Nueva York es una ciudad de cosas que pasan inadvertidas. Es una ciudad con gatos durmiendo bajo vehículos aparcados, dos armadillos de piedra que trepan por la catedral de San Patricio y miles de hormigas arrastrándose sobre la cima del Empire State Building. Probablemente las hormigas acabaran ahí transportadas por el viento o los pájaros, pero nadie lo sabe con certeza; las hormigas son tan desconocidas para la gente de Nueva York como el mendigo que coge taxis hasta el Bowery, o el hombre atildado que rebusca entre los cubos de basura de la Sexta Avenida, o el médium que ronda por los números setenta de la zona oeste asegurando: «Soy clarividente, clariaudiente y clarisensorial».

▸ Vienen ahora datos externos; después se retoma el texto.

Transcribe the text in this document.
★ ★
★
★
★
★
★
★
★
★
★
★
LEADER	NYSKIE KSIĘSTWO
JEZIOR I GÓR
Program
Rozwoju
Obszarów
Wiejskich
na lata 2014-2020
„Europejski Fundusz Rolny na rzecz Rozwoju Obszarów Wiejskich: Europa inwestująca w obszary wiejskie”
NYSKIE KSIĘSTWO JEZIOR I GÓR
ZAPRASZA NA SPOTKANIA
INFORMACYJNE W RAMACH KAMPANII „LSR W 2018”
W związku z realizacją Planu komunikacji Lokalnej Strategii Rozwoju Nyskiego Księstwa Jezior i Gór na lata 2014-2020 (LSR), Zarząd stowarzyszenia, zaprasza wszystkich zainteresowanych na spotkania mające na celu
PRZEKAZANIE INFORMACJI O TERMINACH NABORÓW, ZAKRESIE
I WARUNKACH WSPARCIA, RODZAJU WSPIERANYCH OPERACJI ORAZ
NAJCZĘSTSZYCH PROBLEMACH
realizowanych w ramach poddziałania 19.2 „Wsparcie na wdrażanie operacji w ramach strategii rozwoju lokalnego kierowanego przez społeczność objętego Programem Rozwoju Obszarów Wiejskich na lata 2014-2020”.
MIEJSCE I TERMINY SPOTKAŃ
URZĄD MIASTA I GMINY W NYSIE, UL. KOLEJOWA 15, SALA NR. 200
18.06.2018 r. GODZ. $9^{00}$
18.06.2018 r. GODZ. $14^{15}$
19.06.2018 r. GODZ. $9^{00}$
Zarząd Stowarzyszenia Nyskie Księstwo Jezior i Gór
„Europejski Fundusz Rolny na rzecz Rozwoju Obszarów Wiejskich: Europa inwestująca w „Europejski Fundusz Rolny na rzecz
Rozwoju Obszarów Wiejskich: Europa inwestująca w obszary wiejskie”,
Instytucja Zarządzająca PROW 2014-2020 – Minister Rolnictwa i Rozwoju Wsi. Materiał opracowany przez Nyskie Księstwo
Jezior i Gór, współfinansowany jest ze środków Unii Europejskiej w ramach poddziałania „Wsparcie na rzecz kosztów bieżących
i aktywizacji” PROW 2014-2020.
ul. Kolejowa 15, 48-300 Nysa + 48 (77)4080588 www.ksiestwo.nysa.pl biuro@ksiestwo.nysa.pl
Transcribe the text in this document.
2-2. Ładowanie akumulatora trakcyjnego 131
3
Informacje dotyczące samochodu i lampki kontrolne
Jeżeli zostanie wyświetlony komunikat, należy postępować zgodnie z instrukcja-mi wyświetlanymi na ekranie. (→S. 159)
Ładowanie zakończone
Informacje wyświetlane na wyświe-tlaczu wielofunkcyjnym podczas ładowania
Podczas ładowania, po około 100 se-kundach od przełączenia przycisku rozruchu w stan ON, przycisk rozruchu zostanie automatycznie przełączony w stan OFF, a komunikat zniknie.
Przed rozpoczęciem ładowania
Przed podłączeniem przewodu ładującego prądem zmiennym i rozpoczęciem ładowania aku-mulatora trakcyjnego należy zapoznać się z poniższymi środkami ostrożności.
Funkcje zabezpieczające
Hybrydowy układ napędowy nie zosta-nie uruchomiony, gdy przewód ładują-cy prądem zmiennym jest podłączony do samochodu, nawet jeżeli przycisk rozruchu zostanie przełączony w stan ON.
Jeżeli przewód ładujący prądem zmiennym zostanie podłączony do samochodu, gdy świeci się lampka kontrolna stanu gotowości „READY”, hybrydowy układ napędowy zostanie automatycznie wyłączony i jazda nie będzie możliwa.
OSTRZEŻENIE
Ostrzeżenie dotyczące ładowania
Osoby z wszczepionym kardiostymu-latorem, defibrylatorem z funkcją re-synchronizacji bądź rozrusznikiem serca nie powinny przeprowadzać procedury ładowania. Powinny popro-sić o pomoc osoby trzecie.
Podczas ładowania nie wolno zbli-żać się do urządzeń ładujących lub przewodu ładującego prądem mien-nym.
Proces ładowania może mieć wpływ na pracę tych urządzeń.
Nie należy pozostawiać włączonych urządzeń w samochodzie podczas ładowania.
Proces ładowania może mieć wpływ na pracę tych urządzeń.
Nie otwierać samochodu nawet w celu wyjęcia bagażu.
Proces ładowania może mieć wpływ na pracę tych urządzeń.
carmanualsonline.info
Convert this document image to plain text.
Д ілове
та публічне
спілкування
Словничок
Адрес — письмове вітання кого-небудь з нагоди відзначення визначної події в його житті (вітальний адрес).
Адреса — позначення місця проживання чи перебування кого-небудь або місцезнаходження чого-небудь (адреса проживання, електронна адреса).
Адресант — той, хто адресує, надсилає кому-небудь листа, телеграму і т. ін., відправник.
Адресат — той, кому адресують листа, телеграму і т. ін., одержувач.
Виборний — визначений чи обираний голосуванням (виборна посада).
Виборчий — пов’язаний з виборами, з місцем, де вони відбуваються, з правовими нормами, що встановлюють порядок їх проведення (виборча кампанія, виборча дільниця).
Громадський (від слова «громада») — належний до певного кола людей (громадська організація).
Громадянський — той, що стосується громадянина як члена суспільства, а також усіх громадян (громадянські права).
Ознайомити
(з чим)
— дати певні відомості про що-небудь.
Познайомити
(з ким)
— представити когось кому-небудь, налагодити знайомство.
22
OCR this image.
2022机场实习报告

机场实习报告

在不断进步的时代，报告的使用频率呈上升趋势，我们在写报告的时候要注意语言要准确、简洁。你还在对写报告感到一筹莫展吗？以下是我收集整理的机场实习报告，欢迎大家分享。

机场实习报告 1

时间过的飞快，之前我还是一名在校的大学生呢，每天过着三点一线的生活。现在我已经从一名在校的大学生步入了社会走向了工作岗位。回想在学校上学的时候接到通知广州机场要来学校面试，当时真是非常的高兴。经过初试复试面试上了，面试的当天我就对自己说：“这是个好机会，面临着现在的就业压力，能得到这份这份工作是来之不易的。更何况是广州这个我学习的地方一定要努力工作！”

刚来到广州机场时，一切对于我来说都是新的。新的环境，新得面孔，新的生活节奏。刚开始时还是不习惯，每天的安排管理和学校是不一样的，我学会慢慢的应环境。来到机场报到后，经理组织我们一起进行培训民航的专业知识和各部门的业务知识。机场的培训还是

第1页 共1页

Nueva York es una ciudad para
excéntricos y una fuente de retazos de información extraña. Los neoyorquinos parpadean
veintiocho veces por minuto, pero cuarenta cuando están tensos. La mayoría de
los que mastican palomitas en el estadio de los Yankees hacen una breve pausa
justo antes de un lanzamiento. Los que mastican chicle en las escaleras
mecánicas de Macy's hacen una breve pausa, justo antes de abandonarlas, para
concentrarse en el último escalón. Los encargados de limpiar la piscina de los
lobos marinos en el zoo del Bronx se encuentran monedas, clips, bolígrafos y
monederos de niñas ...
En Nueva York, del amanecer al
atardecer, día tras dia, uno puede oír el retumbo constante de los neumáticos sobre
el asfalto del puente George Washington. El puente jamás está del todo inmóvil.
Tiembla con el tráfico. Se mueve con el viento.